One thought on “Wine trends in 2015

  • By LagunaSomm - Reply

    I disagree slightly with you on one or two points, or at least see the mechanics and numbers story quite differently… from the retail trade insider point of view. Large chains in California and elsewhere import and make wine locally and the sell their own “fictitious” brands of wine to make far larger (read HUGE) profit margins per bottle sold. They buy directly from winemakers and producers thereby eliminating the large middleman distributor profit margin (charged by companies such as Youngs, Southern, Henrys and others like them).

    Some chains contract with grocery distribution and logistics chains to get their wines from bottling and storage facilities to retail markets as cheaply as possible. Margins on these wines range quite widely, but on a lot of lower priced wines, they buy at 3 – 5 bucks a bottle and sell them for 15 – 25 at retail. Margins like these on basic but quite OK wines are entirely new and unprecedented in modern industry and business times.

    This higher level of profitability permits both rapid expansion of numbers of retail stores while high profits are continually delivered at the expense of the price/value naive and somewhat lazy shopper/consumer.
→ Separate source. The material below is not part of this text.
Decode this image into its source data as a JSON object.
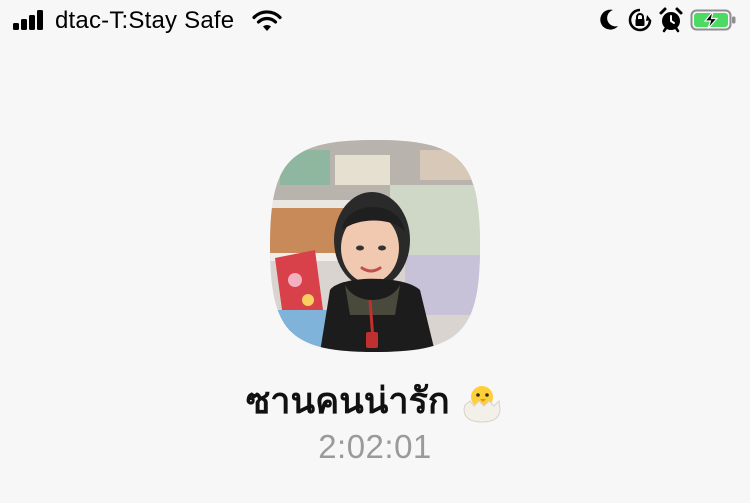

    Numerous chains, including supermarkets have hiked their wine prices by large amounts over the last five years, in order to offer bigger and bigger discounts off more elevated retail prices. This is largely the case, while lower to mid-priced brands such as Bogle, Cline, and Mc Manis and dozens like them with much higher quality product (than retail chain-owned high margin own brands) have seen their prices remain virtually unchanged in the $7-12 market since the 2008 recession. They work through the consumer direct and standard three tier, producer/distributor/retailer system and have seem both margin erosion and lacklustre sales growth that is quite out of line with US consumption and unit sales growth.